The entire concept of running a post-mortem after an incident was a new thing to me, I had learned about post-mortems when joining Pushpay in 2014. I had some exposure and been part of many discussions around this blog post by John Allspaw. Initially it seemed like a ritual, a good one but I certainly didn't understand how beneficial it was and is such a key part of being able to move fast, experiment as an engineer and not fear change.
I had come from a background where the attitude to incidents and finding a remedy was entrenched in ideas we must hunt for the the single root cause of an issue, weeding out the careless bad apples and corrective measures being dealt down to those 'responsible'
When something would go wrong a lot of the behaviour surrounding the remediation was driven by fear of punishment and resulted in highly political and often combative meetings. The output from which would be mitigations that didn't catch all the problems and usually the addition of process being layered on so 'this can never happen again'. Usually from a management view while those involved awaited another meeting to find out what was to be done.
I now understand how it was both toxic and expensive use of our energy and didn't even give us the kind of mitigations we as leaders would hope for. If anything in some cases it was making us go SLOWER. But that is just how things are? Right?
So a blameless culture of trust and accountability seemed great, but was it actually real? One of my peers insisted 'You want people to know something went wrong, that way we can fix it and probably whole bunch of other things all together!'.
So what was it that really got me to understanding blameless post-mortems and restorative just engineering culture?
Well it was watching these small video talks by Sidney Dekker on his site here. There is just four sessions and they run about ten to fifteen minutes long.
Module 1 — Introduction
Module 2 — Retributive Just Culture
Module 3 — Restorative Just Culture
Module 4 — Second Victims
I really feel these videos are a critical first step for anyone seeking to understand why we should strive in our teams and companies to build a culture that embraces restorative justice by contrasting them with systems that employ a system of retributive justice.
A retributive justice culture needs people and particular systems be at fault and be the root cause. We had a incident and something is to blame!
It then follows there must be some process or decision tree that is gone through to decide what corrective actions are going to be taken and against who. During this process it's very likely as we determine who is to blame the finer detail around the incident and its time line become obscured be it through fear and or political behaviour.
This loss of the finer detail is one of the most critical reasons why blame is so harmful and toxic. Its likely some or all of the learnings a community or team may learn from an incident will become obscured or silenced through fear of punishment. Especially from the people who were involved who are the ones best able to tell the story of what happened. After all they were there!
Restorative justice culture on the other hand is one based on trust and accountability. A honest timeline of events produced by those involved with the assumption that they acted in everyone's best interest to the best of thier abilities with the information they had at hand. The exposure to all sort of things that contributed to an incident will become apparent if people are not afraid to share thier story with their team.
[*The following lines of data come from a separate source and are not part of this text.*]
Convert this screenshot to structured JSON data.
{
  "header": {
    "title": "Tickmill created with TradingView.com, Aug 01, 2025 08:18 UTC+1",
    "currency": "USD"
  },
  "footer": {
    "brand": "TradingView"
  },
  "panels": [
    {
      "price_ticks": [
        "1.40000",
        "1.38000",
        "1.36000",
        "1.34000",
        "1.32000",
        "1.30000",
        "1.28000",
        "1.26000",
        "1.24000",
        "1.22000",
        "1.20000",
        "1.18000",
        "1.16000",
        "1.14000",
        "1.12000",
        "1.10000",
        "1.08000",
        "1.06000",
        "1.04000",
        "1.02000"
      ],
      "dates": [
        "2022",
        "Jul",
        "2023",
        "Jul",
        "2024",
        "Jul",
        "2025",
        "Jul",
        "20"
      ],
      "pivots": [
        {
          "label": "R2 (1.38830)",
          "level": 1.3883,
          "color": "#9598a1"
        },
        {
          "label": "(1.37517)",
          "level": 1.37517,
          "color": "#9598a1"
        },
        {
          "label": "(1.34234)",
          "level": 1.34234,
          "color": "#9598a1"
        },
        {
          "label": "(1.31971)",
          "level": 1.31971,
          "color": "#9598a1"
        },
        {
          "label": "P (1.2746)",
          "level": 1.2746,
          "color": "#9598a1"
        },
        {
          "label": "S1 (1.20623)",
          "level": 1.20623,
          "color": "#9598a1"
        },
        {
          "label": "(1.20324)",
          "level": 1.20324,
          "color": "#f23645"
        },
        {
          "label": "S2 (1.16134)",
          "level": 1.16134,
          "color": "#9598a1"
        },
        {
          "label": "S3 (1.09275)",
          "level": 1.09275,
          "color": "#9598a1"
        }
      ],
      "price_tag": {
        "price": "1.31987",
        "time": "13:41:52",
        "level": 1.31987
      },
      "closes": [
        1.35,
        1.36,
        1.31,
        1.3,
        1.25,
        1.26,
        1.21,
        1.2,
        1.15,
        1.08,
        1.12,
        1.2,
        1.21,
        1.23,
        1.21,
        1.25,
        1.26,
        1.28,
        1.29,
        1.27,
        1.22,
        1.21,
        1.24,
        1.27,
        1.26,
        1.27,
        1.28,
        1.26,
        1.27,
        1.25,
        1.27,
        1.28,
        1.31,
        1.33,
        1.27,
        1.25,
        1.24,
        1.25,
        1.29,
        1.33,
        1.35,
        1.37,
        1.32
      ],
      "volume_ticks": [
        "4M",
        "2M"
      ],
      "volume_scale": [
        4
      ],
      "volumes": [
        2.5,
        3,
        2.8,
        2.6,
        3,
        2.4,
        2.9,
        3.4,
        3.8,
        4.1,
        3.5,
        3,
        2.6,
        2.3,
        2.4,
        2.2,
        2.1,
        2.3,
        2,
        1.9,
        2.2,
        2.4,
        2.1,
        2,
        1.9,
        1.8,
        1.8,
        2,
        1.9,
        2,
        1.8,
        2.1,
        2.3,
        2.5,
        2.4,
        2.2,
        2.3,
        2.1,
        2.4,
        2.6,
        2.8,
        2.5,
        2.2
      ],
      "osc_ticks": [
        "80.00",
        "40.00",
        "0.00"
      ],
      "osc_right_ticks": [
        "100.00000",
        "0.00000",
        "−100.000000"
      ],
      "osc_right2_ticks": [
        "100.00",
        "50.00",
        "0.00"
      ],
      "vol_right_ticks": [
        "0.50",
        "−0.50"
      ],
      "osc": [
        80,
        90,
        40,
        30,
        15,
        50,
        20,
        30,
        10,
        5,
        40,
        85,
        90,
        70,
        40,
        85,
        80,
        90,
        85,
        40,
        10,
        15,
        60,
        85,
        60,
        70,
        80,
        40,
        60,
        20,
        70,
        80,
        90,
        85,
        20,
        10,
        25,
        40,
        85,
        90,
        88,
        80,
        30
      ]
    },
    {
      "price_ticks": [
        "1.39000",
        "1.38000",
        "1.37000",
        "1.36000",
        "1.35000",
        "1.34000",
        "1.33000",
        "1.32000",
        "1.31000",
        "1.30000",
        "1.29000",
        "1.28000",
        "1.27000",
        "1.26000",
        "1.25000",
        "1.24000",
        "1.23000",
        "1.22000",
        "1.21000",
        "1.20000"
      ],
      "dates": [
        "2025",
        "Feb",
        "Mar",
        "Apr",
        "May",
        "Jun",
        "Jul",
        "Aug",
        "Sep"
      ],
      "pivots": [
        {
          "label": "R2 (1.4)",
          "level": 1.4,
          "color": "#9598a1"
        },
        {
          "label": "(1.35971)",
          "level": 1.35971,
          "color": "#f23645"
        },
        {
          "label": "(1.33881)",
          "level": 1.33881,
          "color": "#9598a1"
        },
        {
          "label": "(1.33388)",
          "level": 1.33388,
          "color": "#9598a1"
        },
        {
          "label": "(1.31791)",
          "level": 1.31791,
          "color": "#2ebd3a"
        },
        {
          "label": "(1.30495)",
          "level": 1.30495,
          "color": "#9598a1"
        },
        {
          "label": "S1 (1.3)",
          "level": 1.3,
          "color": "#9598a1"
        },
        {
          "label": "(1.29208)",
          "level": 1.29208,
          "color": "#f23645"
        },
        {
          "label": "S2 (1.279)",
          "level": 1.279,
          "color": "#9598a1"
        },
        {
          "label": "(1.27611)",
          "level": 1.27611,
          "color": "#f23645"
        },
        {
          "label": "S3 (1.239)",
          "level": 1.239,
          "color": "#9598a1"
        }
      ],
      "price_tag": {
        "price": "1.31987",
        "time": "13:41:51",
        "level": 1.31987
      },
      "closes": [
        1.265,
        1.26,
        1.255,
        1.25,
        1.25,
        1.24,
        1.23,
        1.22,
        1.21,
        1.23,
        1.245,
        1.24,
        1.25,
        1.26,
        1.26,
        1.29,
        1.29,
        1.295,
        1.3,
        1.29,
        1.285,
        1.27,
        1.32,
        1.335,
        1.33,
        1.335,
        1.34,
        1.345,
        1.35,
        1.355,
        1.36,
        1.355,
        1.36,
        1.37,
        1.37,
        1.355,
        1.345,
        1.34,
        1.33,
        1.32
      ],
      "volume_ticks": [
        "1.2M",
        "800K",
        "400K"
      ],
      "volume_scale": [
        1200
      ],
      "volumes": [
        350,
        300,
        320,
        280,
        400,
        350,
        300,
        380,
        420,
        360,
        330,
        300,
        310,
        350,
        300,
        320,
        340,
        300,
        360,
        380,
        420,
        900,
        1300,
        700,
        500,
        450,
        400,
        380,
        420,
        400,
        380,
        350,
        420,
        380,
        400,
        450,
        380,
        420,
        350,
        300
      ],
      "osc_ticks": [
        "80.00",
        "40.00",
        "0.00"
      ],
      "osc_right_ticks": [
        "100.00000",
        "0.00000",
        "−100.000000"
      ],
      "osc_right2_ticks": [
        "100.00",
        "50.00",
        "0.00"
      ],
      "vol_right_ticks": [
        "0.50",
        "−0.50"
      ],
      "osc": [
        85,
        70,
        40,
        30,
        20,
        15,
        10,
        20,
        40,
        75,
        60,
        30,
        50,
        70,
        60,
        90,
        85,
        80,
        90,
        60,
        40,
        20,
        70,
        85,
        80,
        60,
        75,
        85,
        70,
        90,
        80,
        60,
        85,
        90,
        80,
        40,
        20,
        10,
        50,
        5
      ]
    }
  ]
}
When the story is told with all the finer detail out for all to see we start to see other failures in our systems which also contributed to an incident. Its almost never just a single thing or root cause that triggered the incident.
Here is where we get some of the richest mitigations and learnings as a team and community of engineers. We often find a bunch of mitigations we can do as a team to reduce our peers being in a risky position in the future. And that is a really great place to be let me tell you.
Restorative justice culture enables us to come together as a community of engineers and learn from failure and really improve.
So ask yourself honestly ... which world would you rather live in?
I plan to talk a lot more about Blameless post-mortems in future posts but I hope the Sidney Decker videos helped contribute to your thinking about the kind of engineering culture you wish to build in your team or company.